In contrast, coaches give TRIMP very little if any attention. Rather, they provide concrete training suggestions, how long an intense effort should last (20 seconds, 1 minute, 10 minutes...) and how many times that effort should be repeated. What I am arguing for is to connect the scientific community with the wisdom of coaches. This is an approach that Dr. Seiler (father of periodized training) has adopted. He argues that laboratory studies are limited in what information they can provide and thus need to be supplemented with studies of the training approaches used by successful athletes and their coaches. 

If I were reviewing this post, my biggest complaint would be the lack of any experimental evidence that my approach is helpful. My response is to concede the point but then to note that this post is not intended as proof for anything but rather as a reality check and suggestion for future research.

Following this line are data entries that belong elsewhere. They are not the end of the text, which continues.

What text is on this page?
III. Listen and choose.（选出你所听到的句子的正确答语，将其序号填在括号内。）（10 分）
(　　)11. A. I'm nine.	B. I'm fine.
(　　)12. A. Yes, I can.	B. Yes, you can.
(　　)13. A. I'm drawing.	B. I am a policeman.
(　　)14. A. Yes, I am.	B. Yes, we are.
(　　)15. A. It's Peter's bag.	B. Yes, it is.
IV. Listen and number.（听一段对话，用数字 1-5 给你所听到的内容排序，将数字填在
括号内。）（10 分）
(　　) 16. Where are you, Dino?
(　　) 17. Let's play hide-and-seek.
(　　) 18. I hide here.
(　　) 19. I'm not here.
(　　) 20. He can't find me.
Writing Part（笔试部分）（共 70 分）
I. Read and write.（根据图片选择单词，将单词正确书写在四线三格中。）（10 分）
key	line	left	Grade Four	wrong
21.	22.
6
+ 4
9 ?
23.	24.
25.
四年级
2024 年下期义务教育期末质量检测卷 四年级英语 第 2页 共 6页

If the actual recommendations of coaches (the recommendations of Coach Hughes I used in this post are pretty typical) do not match the TRIMP protocols we are using, should we not worry about that? In short, I think coaches do not need improvements to TRIMP but rather can provide suggestions as to how to improve it. Exercise research scientists, on the other hand, often use TRIMP and thus would benefit from the improved versions of TRIMP that coaches can provide, based on their experience.



I confess that I understand individualized TRIMP least well of all of these and if you feel like you do understand it, please tell me about it in the comments. 
* Because of the way Banister TRIMP is calculated, and because that calculation generates a value of 0.9 for Zone 2, a value very close to 1.0, I didn't bother to correct Banister TRIMP numbers.